I decided to try Geotagging for myself, to see how easy it really is, and to see how the different types of camera-based receivers and the associated software measure up. This isn't a group test as such, since I've already separately reviewed four of the products that I'll be using. It's more of an overview so you'll have a better understanding of future reviews of GPS units.
For my little expedition I've selected five different receivers. I've got the Sony GPS-CS1 (£80), the ATP PhotoFinder Mini (£92), the Nikon P6000 (£286) which has a built-in GPS receiver, the Nikon D90 DSLR fitted with the optional GP-1 GPS unit (approx £170), and finally a new device, the hot-shoe-mounted Jobo photoGPS, which is currently selling for around £159.
As you might expect from five such diverse gadgets, they all approach the task in a different way. The cheapest unit is the Sony GPS-CS1, launched in 2007, which was one of the first camera GPS units to be available. It is a stand-alone device that is carried clipped onto your camera strap or from your belt using a large plastic karabiner clip.

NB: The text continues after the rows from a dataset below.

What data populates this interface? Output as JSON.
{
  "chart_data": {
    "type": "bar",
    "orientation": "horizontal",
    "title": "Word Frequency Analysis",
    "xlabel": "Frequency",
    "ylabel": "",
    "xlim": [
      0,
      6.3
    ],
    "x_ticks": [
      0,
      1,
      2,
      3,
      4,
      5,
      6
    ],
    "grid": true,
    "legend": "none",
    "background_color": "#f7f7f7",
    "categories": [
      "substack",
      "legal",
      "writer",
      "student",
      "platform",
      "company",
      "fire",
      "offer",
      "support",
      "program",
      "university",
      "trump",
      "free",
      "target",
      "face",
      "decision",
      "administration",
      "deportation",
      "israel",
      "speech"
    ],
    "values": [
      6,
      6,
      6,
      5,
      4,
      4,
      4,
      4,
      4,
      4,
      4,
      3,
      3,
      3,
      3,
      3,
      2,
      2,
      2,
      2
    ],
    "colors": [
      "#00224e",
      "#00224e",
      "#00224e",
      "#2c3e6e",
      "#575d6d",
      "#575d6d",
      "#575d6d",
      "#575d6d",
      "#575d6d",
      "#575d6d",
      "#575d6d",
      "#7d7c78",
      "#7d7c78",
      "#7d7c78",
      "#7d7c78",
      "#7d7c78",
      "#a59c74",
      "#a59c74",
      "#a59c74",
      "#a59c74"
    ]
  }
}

You have to switch the unit on some minutes before you start shooting your pictures, because it does take a while to lock on to a satellite signal, but then the device keeps a continuous log of its position and the time every few minutes, stored in its internal memory.
When you get home after a day's photography, you simply download your photos, plug the gadget into your computer via USB, the supplied software compares this stored data with the time recoded by your camera in the EXIF data of each photo, and adds the appropriate GPS co-ordinates. Obviously you need to set your camera's date and time accurately for this to work.
In practice the Sony proved to be reliable and reasonably accurate as long as it had an unobstructed view of the sky, but it was easily blocked by nearby tall buildings, and wouldn't work inside a car. It also took the longest to get an initial lock onto the satellite signal, as long as ten minutes when first activated, although turning it off for short periods to conserve its single AA battery revealed that it was much quicker to recover the signal, as long as too much time hadn't passed. Location accuracy was generally accurate to within about 10-15 metres, but there were some rogue readings that were hundreds of meters off, as a result of the receiver temporarily losing the satellite signal.